Quand l’archéologie devient une langue commune Fouzi Ziadine, écrire la Jordanie dans la mémoire culturelle française
L’empreinte d’un archéologue ne se mesure ni au nombre de chantiers parcourus ni à l’accumulation des rapports techniques. Elle se mesure à sa capacité à transformer la pierre en connaissance, le site en récit, et le patrimoine en langue partagée. À ce titre, le parcours du docteur Fouzi Ziadine s’inscrit dans une catégorie rare : celle des chercheurs qui ont compris que l’archéologie n’est pleinement opérante que lorsqu’elle dialogue avec les cadres culturels qui la reçoivent.
Dès l’origine, Ziadine refuse une conception strictement descriptive de la discipline. Pour lui, le site archéologique n’est pas une relique figée mais un texte ouvert, traversé par des usages, des pouvoirs et des interprétations successives. Cette posture explique son choix d’un itinéraire académique exigeant au sein des institutions françaises les plus prestigieuses : formé à l’École du Louvre, il obtient ensuite un doctorat en arts et archéologie à l’Université de la Sorbonne. Ce passage par la tradition savante française ne relève pas du prestige, mais d’un apprentissage méthodologique : apprendre à lire l’Orient sans le réduire, à l’interpréter sans l’assigner.
Le terrain comme espace de pensée
De retour en Jordanie, Fouzi Ziadine engage un travail de fond sur des sites qui structurent l’histoire matérielle du pays. La Citadelle d’Amman, d’abord, véritable palimpseste urbain où s’entrelacent pouvoir politique, fonctions militaires et usages civils. Pétra, ensuite, non comme icône touristique mais comme système urbain complexe, pensé pour le commerce, la circulation et la mise en scène du pouvoir nabatéen. Qasr Amra, enfin, dont il éclaire la dimension politique et artistique : un lieu où l’image devient instrument de souveraineté au début de l’époque omeyyade. Sans oublier Iraq al-Amir, site singulier où se rencontrent héritage hellénistique et expressions locales.
À travers ces lieux, Ziadine ne se contente pas d’analyser des vestiges. Il interroge la manière dont chaque site produit du sens, hier comme aujourd’hui, et comment ce sens peut être transmis sans céder aux simplifications patrimoniales.
Écrire l’archéologie
Cette exigence se prolonge dans son travail d’écriture. Son ouvrage La Jordanie et la caravane des villes propose une lecture dynamique du territoire jordanien. Il ne s’agit pas d’une histoire linéaire, mais d’une réflexion sur la mobilité : circulation des hommes, des marchandises, des formes urbaines. Les villes y apparaissent comme des organismes en mouvement, façonnés par les routes, les échanges et les transformations politiques. Ce livre occupe une place singulière, à la frontière entre la recherche académique et l’essai de synthèse, accessible sans jamais renoncer à la rigueur.

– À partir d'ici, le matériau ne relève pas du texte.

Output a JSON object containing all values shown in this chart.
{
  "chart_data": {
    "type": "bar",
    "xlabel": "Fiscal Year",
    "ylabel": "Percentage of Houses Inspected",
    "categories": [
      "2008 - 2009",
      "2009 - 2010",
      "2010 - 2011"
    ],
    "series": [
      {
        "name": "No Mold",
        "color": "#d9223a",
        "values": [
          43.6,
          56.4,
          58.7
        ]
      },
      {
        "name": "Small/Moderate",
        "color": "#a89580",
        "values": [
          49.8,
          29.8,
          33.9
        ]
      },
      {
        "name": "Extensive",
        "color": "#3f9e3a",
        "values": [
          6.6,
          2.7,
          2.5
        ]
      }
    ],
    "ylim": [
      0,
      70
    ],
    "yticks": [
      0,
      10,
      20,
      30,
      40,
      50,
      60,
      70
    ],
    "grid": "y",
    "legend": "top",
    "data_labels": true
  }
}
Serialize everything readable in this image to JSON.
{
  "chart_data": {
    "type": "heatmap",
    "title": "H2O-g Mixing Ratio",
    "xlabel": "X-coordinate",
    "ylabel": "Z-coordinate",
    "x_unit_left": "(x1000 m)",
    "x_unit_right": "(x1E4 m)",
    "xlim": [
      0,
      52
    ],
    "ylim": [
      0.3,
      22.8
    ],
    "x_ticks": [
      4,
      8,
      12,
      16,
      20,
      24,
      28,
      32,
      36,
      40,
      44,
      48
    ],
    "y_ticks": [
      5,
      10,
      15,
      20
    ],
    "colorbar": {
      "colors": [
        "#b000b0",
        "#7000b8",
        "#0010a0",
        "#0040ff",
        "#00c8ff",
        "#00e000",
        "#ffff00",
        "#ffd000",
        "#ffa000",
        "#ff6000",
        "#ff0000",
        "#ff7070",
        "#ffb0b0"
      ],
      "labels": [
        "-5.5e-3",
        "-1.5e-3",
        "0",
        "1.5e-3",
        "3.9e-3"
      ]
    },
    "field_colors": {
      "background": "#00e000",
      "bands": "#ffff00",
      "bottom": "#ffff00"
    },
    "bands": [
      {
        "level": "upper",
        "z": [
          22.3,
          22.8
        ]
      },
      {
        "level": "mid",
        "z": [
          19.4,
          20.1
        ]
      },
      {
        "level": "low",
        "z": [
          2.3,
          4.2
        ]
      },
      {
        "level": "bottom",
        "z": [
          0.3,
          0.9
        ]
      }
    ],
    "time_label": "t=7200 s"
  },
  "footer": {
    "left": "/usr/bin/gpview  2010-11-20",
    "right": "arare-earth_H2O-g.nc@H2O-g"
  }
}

Une reconnaissance française signifiante
L’attribution à Fouzi Ziadine du grade de Chevalier des Arts et des Lettres, au nom du ministre français de la Culture, dépasse le cadre honorifique. Dans la tradition culturelle française, cette distinction récompense celles et ceux qui contribuent à élargir l’espace du dialogue artistique et intellectuel. Elle reconnaît chez Ziadine non seulement un scientifique, mais un médiateur : un acteur capable d’inscrire le patrimoine jordanien dans une conversation culturelle européenne, sans l’extraire de son contexte.
L’artisan d’un partenariat durable
On qualifie souvent Fouzi Ziadine d’« artisan » de la coopération franco-jordanienne en archéologie. Le terme est juste. Il désigne un travail patient, discret, fondé sur la confiance institutionnelle et la précision scientifique. Loin des opérations spectaculaires, cette coopération s’est construite sur des échanges de méthodes, de savoirs et de regards. Dans un paysage culturel dominé par l’immédiateté, cette temporalité longue constitue en soi un acte de résistance intellectuelle.
Un portrait pour notre temps
À l’heure où la visibilité médiatique tend à primer sur la profondeur du travail, le parcours de Fouzi Ziadine rappelle que la connaissance se bâtit lentement. Son itinéraire incarne une figure essentielle pour notre époque : celle du chercheur capable d’habiter deux traditions sans les confondre, de faire dialoguer l’Orient et la France sans discours démonstratif, par la seule force du savoir.